Mayte Gómez Molina (conocida en redes como Ingrata Bergman), artista digital, poeta e investigadora, apunta que es necesario preguntarse a quién ha decepcionado internet: “Aunque ahora no podamos imaginarlo, podría haber tenido muchas formas. Muchos pioneros y artistas del net art de los noventa y los dos mil exploraron la creación de directorios, de otros buscadores y cómo llevar la estructura de la red al límite, creando interfaces llenas de ramificaciones. Luego los buscadores recuperaron la comunicación unidireccional y estandarizaron la manera de navegar; así que para esas personas sí que ha sido una decepción. Pero para quienes tenían un interés económico y de extensión del capitalismo, internet se ha convertido justo en lo que querían, que no es tan diferente de la televisión. Los demás lo vivimos como un espacio conflictivo, donde hay muchas cosas decepcionantes pero que siempre se regenera y abre nuevas posibilidades. internet hace algo muy cruel y difícil de llevar emocionalmente: primero te decepciona, pero enseguida te da esperanza de nuevo”.
Esos ciclos de ilusión y desilusión también afectan al discurso sobre las redes que, en momentos de desencanto como el actual, pueden funcionar como profecía autocumplida. En el colectivo Proyecto Una tampoco quieren ser pesimistas: “No nos gusta la hiperfijación de ciertas izquierdas con la derrota. Parte del internet que tenemos es la evolución lógica de aquel proyecto de unos hippies que pensaron que podían arreglar el mundo con la tecnología. Ahora se están dando cuenta de que los problemas del mundo eran más sociales que tecnológicos; pero hay alternativas”. Uno de los tópicos que más combaten desde este colectivo dedicado al pensamiento y el activismo digital es la idea de que todavía existe una frontera entre el mundo virtual y el real y, por tanto, sería posible escapar de uno al otro. “No existe el mundo real y el mundo digital como entes separados. Somos materialistas: el mundo es aquello que construimos con nuestra capacidad de actuar sobre él”, señalan.
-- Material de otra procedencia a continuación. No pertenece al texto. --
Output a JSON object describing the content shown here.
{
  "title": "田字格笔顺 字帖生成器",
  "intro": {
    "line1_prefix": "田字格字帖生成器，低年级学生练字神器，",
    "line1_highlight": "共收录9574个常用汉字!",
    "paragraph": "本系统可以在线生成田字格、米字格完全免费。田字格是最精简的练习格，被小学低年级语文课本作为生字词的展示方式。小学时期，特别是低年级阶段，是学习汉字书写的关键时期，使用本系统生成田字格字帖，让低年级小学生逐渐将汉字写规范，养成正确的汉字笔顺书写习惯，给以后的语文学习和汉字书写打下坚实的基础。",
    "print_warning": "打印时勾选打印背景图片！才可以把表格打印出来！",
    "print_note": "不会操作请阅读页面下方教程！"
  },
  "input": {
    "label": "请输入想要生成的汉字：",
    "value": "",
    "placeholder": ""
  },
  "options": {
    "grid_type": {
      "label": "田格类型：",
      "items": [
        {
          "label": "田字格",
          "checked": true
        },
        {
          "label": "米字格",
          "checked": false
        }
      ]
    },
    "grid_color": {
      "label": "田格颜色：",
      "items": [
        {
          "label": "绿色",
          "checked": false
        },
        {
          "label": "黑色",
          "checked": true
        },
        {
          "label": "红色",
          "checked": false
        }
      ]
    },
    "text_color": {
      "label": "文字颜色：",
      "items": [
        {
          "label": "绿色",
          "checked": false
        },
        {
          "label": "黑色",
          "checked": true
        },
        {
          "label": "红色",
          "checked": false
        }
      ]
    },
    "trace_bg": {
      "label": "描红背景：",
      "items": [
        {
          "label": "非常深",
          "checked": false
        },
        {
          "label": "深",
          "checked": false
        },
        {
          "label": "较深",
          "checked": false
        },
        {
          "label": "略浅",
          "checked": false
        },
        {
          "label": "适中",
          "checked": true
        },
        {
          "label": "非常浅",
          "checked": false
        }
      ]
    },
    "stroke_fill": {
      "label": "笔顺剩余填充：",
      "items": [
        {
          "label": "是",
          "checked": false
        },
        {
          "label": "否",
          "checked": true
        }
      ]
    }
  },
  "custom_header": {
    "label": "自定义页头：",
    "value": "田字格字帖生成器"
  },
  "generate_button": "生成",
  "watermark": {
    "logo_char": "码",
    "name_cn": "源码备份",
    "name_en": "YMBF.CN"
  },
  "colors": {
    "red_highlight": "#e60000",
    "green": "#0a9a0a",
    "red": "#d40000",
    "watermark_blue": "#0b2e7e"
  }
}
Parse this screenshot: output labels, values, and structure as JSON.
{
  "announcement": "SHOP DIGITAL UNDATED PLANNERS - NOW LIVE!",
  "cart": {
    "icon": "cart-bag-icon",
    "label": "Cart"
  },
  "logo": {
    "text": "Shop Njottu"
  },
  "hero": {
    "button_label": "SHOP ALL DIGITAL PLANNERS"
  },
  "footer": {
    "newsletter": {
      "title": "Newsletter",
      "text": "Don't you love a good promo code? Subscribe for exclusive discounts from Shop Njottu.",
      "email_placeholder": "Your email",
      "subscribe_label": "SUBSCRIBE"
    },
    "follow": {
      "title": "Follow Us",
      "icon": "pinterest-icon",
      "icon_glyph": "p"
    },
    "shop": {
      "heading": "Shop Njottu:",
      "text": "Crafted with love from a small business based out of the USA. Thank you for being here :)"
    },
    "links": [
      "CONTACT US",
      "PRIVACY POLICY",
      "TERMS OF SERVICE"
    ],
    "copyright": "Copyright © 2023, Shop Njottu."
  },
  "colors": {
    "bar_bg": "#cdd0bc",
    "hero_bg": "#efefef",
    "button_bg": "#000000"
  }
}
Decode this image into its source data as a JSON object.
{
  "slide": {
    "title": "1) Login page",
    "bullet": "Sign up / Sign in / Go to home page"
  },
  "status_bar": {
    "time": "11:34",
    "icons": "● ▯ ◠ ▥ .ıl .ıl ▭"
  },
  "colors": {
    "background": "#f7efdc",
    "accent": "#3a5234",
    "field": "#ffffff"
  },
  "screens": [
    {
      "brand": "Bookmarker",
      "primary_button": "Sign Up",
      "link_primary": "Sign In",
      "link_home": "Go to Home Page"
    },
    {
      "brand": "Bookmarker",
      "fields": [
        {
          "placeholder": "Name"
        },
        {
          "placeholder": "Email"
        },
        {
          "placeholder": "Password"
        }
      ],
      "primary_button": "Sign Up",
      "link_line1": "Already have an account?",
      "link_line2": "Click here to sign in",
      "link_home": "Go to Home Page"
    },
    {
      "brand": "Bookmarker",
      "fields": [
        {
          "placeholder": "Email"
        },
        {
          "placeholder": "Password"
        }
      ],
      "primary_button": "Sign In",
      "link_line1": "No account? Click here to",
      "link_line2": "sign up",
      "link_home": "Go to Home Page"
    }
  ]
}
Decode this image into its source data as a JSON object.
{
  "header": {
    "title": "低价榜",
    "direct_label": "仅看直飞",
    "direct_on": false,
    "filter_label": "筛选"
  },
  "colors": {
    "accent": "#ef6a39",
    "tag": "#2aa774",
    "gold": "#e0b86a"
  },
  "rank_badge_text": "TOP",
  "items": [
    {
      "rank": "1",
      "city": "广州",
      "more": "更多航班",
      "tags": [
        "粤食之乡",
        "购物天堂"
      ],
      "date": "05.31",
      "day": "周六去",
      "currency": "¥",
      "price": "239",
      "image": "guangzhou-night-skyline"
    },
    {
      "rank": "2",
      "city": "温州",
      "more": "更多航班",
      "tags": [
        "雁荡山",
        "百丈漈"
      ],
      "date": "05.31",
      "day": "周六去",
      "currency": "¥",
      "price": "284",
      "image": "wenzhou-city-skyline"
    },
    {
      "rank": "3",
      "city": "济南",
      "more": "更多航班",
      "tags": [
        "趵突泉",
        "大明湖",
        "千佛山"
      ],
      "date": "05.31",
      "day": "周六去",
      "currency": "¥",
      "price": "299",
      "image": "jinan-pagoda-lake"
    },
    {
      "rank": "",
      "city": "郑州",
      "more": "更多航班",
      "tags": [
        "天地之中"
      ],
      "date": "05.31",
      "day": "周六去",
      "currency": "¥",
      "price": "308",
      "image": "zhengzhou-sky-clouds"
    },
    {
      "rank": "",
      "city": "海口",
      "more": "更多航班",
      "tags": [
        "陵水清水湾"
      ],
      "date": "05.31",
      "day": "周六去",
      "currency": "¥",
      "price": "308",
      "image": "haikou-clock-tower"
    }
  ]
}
Este grupo de filósofas, programadoras y youtubers tampoco tolera esos mensajes fatalistas de fondo tecnófobo que, ante la mala situación de muchos espacios online, toman la parte por el todo y consideran que toda la tecnología (especialmente desde la popularización de la Inteligencia Artificial) se rige por reglas inciertas sobre las que no es posible intervenir: “Naturalizar comportamientos humanos o esencializar la evolución y el impacto de una tecnología se hace bien por ignorancia, bien por intereses privados que buscan crear esa ignorancia. Siempre que recibamos un mensaje, sea en el mundo offline o el online, tenemos que preguntarnos: ¿quién lo emite? ¿por qué lo enuncia así? ¿qué beneficio puede estar sacando? ¿a quién le interesa que repita esto? La peor propaganda es la que replicamos sin siquiera darnos cuenta”, advierten.
¿Pero qué echamos tanto de menos?
En Los hechos de Key Biscaine, la última novela de Xita Rubert (nacida en 1996), hay una escena en la que dos amigas adolescentes entran en Omegle, una web muy popular alrededor de 2010 que, como Chatroulette, servía para chatear con extraños. “Infinitud virtual de penes. Pavoroso universo fálico. Tras cada chat había una entrepierna siempre lista para insinuarse y preparada para descubrirse”, describe la narradora. Situaciones así eran muy habituales en espacios hoy añorados y mitificados (como aquellas webs y determinados foros) que, ya entonces, reproducían comportamientos machistas y racistas. Por eso, desde Proyecto Una ponen en duda que el internet de hace 20 años fuera más libre: “¿Era libre, para quién? Que se pueda decir cualquier cosa no significa que exista más libertad. Significa que se impone la del más fuerte. En 4Chan se bromeaba con que no había mujeres en internet y, si alguien se identificaba así, se le exigía que enseñase las tetas. Este tipo de espacios (como el resto, vaya) no eran neutros.” Creen que la situación no ha cambiado tanto y es que hoy “las plataformas comerciales grandes dejan que crezca el fascismo, precisamente, cuando no toman medidas para moderar. Cuando prefieren las ganancias que les ofrece el engagement de un mensaje de odio o un bulo racista a intervenir determinados comportamientos”.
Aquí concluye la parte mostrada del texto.